この3気質は体型と親和性があり、内閉性気質はやせ型、循環性気質は太り型、粘着性気質は筋骨型と対応する。
[山崎勝男]
シェルドンの学説
シェルドンは、正常人を対象に身体部分の17か所の測定値と身長の比を統計的に分析し以下の3類型を明らかにした。
(1)内胚葉(ないはいよう)型 内胚葉を起源とする消化器官の発達がよく、柔らかく肥満体。
(2)中胚葉型 中胚葉を起源とする筋、骨の発達がよく、角張った、がっちりした体格。
(3)外胚葉型 外胚葉を起源とする皮膚組織、感覚器官、神経組織の発達がよく、弱々しい体格。
内胚葉型はクレッチマーの太り型、中胚葉型は筋骨型、外胚葉型はやせ型に該当している。この体型分類に対応する性格特性は以下のとおりである。
[山崎勝男]
性格特性
(1)内臓型性格(内臓緊張型気質) 安楽、緩慢、貪欲(どんよく)、社交的、寛容、自己満足など。
(2)身体型性格(身体緊張型気質) 粗い動作姿勢、精力的、運動好き、権力欲、大胆率直、荒々しい攻撃性、苦痛への強さ。

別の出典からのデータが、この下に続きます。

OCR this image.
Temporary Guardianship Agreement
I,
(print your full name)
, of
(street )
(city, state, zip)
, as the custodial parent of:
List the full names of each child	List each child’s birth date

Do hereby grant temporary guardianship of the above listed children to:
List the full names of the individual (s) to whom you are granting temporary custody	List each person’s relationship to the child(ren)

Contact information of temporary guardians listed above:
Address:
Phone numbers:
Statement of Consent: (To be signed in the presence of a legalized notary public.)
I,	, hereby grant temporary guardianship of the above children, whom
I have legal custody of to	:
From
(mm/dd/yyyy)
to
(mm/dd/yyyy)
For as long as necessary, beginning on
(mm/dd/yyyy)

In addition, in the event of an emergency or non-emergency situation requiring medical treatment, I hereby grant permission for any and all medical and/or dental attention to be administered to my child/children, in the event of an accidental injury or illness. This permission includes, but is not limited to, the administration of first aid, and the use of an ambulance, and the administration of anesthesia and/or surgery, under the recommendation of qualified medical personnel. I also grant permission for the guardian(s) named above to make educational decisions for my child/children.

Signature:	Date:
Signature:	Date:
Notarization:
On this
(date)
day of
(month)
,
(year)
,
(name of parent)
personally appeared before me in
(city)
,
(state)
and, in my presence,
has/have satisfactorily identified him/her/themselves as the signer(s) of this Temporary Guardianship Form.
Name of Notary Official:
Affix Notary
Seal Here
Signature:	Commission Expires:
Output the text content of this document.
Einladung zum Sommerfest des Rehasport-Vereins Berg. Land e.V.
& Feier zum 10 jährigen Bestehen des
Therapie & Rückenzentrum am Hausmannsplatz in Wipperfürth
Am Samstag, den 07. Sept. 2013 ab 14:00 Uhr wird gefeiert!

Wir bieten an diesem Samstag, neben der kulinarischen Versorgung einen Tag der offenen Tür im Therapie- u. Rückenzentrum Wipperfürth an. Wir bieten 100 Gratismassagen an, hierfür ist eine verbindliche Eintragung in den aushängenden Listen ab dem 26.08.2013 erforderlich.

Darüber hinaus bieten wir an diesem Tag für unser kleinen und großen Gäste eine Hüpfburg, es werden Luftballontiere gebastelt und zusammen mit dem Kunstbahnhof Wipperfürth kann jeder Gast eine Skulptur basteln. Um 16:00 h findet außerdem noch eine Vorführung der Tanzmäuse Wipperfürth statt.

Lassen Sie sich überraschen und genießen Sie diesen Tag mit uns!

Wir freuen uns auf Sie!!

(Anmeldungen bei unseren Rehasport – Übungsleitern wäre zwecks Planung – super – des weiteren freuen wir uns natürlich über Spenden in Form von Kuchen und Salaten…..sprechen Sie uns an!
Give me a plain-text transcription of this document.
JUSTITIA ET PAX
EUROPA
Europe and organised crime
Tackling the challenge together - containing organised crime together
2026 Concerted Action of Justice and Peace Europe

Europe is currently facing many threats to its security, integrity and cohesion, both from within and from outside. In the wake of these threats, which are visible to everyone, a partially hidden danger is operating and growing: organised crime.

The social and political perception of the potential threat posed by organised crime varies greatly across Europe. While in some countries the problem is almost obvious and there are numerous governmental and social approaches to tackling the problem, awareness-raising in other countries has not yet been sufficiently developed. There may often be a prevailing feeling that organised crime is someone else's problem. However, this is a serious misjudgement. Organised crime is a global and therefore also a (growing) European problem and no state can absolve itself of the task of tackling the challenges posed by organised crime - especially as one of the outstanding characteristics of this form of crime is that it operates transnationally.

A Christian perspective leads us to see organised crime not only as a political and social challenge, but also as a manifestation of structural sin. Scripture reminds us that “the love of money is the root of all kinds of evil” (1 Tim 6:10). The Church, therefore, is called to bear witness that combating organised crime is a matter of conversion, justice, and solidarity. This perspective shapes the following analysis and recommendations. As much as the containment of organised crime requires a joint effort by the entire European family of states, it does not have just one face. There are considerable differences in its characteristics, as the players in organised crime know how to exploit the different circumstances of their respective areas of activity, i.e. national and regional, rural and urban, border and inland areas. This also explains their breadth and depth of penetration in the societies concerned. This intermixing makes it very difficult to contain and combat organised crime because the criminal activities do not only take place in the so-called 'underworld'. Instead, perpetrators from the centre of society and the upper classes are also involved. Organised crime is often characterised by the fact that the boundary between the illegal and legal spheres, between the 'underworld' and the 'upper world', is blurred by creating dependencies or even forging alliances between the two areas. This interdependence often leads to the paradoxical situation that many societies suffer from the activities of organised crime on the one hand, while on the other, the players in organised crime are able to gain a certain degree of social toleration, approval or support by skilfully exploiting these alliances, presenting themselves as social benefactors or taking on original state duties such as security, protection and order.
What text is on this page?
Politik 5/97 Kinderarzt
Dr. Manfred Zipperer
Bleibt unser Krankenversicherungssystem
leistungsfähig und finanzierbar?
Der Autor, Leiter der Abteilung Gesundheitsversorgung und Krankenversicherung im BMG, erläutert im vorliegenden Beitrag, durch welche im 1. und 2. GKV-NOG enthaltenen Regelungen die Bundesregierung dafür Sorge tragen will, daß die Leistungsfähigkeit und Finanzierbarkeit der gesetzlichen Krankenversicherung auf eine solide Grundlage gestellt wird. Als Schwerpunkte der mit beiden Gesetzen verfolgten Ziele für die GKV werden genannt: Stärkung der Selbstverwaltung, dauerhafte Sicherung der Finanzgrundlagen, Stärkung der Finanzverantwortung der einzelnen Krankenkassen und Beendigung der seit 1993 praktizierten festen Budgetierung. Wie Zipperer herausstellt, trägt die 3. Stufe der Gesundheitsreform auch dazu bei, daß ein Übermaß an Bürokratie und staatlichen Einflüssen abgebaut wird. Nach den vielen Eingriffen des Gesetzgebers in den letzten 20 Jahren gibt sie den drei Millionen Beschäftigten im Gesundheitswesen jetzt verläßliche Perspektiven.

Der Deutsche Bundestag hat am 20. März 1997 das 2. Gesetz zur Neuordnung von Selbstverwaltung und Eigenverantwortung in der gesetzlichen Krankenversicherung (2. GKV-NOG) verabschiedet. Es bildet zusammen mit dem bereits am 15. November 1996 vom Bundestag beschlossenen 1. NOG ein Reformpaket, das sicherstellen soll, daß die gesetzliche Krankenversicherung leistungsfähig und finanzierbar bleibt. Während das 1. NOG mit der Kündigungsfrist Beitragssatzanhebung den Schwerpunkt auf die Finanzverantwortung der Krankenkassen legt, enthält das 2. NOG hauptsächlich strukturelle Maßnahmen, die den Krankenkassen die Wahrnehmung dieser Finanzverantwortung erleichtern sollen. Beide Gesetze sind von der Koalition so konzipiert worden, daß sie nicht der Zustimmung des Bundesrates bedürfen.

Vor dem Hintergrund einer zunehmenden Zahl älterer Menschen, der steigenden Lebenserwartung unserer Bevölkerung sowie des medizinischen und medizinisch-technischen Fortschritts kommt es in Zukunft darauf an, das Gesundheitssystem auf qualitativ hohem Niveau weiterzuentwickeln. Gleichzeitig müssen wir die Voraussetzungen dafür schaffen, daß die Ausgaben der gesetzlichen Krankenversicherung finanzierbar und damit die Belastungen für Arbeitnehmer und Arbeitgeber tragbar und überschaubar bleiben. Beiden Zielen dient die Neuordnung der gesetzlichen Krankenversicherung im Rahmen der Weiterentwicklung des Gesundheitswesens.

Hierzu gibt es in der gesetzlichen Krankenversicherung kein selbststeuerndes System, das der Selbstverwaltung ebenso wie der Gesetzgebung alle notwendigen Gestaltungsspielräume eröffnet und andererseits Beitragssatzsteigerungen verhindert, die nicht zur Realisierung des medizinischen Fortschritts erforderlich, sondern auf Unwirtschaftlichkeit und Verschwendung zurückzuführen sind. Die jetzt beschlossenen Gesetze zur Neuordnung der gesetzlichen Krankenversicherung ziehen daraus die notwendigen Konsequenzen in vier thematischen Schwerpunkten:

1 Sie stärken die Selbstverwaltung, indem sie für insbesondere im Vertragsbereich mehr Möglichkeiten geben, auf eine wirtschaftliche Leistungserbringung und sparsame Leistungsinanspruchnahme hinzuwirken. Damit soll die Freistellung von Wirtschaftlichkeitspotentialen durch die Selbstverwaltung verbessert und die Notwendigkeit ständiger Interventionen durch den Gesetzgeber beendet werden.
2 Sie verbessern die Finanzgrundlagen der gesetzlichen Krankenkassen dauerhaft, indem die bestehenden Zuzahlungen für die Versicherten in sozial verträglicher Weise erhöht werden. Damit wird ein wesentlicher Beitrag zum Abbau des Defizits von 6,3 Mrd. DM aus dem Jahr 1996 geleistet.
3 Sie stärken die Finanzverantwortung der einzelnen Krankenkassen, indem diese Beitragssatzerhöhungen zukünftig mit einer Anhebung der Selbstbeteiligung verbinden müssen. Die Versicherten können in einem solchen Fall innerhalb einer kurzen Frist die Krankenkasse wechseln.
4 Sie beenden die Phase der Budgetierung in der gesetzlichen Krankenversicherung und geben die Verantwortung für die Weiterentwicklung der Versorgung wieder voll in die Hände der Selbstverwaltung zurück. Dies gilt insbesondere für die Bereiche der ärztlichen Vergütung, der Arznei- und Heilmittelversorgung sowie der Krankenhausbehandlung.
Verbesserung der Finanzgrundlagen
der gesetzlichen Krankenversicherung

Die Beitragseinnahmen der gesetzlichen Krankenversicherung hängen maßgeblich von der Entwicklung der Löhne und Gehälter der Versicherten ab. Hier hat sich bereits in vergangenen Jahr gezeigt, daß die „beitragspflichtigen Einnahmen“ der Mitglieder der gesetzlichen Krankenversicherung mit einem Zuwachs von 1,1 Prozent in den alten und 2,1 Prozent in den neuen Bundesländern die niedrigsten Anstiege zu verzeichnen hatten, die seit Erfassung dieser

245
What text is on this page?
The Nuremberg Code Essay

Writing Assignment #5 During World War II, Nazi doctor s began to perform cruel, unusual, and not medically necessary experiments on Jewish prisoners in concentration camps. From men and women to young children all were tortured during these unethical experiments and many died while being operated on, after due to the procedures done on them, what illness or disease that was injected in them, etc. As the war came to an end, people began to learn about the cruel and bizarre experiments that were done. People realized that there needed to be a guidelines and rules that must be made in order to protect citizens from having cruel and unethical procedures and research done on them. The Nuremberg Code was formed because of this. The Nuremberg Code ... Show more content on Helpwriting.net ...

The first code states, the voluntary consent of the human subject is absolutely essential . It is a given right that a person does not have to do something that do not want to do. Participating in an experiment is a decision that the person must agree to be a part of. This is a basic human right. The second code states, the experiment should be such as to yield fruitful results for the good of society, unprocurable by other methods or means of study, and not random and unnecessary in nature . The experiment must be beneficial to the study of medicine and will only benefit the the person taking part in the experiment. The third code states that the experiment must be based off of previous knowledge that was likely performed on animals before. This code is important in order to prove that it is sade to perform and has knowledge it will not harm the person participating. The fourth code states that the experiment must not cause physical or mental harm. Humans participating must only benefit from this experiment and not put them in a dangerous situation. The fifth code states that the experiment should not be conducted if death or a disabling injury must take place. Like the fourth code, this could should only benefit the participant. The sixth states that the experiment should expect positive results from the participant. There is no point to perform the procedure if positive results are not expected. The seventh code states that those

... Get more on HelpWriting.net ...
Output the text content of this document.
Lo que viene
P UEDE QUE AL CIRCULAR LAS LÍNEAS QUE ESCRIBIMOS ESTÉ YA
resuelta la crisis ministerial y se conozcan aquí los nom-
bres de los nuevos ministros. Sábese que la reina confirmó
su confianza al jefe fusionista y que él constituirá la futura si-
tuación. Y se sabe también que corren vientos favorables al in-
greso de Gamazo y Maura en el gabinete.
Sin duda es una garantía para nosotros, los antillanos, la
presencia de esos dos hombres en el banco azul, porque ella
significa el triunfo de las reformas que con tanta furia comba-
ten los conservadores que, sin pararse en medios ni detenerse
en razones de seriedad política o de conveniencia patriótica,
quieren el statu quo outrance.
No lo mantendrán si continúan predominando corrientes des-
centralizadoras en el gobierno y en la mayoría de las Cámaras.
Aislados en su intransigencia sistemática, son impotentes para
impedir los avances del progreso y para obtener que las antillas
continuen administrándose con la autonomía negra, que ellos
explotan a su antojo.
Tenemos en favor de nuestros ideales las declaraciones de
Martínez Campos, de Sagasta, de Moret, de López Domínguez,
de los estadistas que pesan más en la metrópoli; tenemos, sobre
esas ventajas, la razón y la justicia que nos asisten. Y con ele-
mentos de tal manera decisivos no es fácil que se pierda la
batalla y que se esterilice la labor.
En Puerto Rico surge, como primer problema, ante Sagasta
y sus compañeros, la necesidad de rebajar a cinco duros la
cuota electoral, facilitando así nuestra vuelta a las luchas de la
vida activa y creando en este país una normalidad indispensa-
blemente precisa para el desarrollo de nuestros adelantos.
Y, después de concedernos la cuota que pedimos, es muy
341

(3)頭脳型性格(頭脳緊張型気質) 堅い動作姿勢、尚早反応、引っ込み思案、過敏心配性、表出抑制、社交嫌い、苦痛への弱さ。
このように、内胚葉型は内臓型性格と、中胚葉型は身体型性格と、さらに外胚葉型は頭脳型性格とそれぞれ高く相関している。また体型を介してクレッチマーの気質との対応関係も指摘されている。